Aux temps où les moyens de transport étaient moins faciles qu'aujourd'hui et il suffit pour cela de remonter au commencement de notre siècle, bien des fermiers, pour utiliser leurs attelages pendant la morte saison, s'occupaient du roulage et transportaient jusqu'au centre de la France, les produits de notre pays. Une famille honorable de Macon avait, pour ce service, trois robustes attelages, dirigés par les fils du fermier. Ils commençaient ordinairement leurs expéditions lointaines après avoir fini les semailles d'automne, c'est-à-dire vers la fête de la Toussaint, le 1er novembre.

Jamais ils ne se seraient mis en route sans avoir fait leurs dévotions à la bonne Vierge de l'Arbucheau en qui ils avaient grande confiance et ils s'y rendaient tous les trois de compagnie. Le dernier jour avant le départ était employé à faire les adieux aux amis, non sans vider force chopines de blonde bière.
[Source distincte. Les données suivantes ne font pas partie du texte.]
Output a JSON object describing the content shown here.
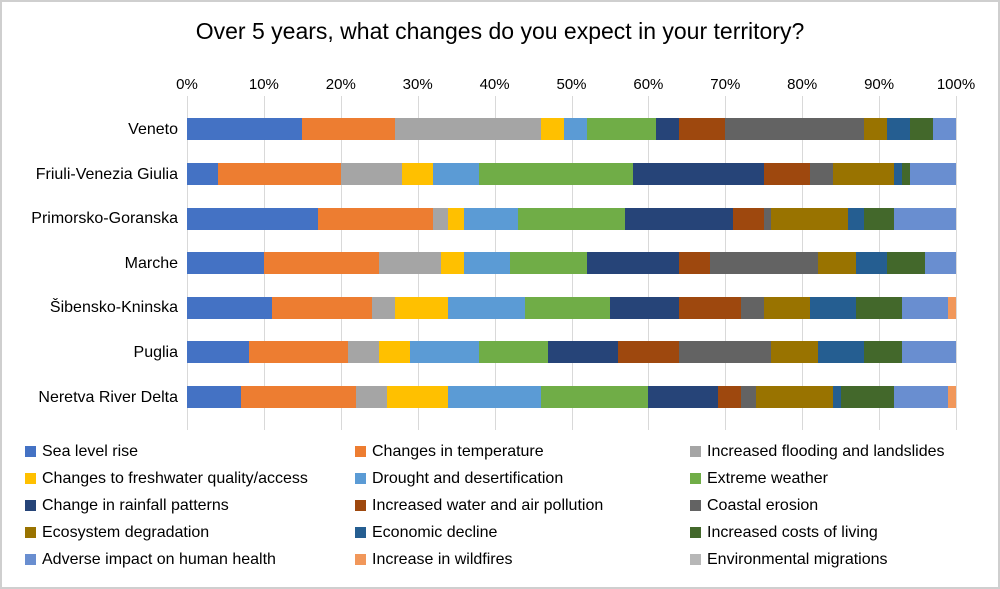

Une année, l'un des trois frères s'oublia avec des camarades; peut-être prolongea-t-il un peu trop les adieux à la promise, toujours est-il qu'il ne rentra qu'après la soirée, alors que ses frères, revenus de leur pieux voyage, ronflaient déjà à poings fermés. N'importe l'heure avancée, il veut quand même aller à la chapelle. Il part d'un pas décidé et arrive près des gros tilleuls au moment où minuit pleurait à tous les clochers d'alentour. Il veut s'agenouiller sur le seuil, mais la porte, comme tirée par une main invisible, s'ouvre grande devant lui. Deux cierges s'allument sur l'autel et un prêtre, revêtu des ornements sacerdotaux et portant le calice et les linges sacrés destinés au sacrifice de la messe, monte les degrés de l'autel, dépose les appareils, descend au bas de l'escalier et s'inclinant commence les réponses :

"Introïbo ad altare Dei". Au lieu de répondre : "Ad Deum qui loetificat juventutem meam" comme aurait pu faire un simple serviteur de messe, notre naïf campagnard s'effare, prend ses jambes à son cou et se met à bondir à larges enjambées, le corps couvert d'une sueur froide, entièrement dégrisé, vers son lit qu'il atteint en rien de temps, les jambes demi mortes et le cœur encore tout palpitant de son violent émoi. Il raconta ce qu'il avait vu et l'on en conclut que s'il avait pu servir la messe de ce pauvre prêtre il aurait délivré une âme du purgatoire. La croyance existe chez le peuple, que tout prêtre qui meurt sans avoir desservi toutes les messes dont il s'était chargé, doit revenir sur la terre pour s'en acquitter et que celui qui est choisi pour la lui servir, doit le faire sans crainte parce qu'il fera une bonne œuvre.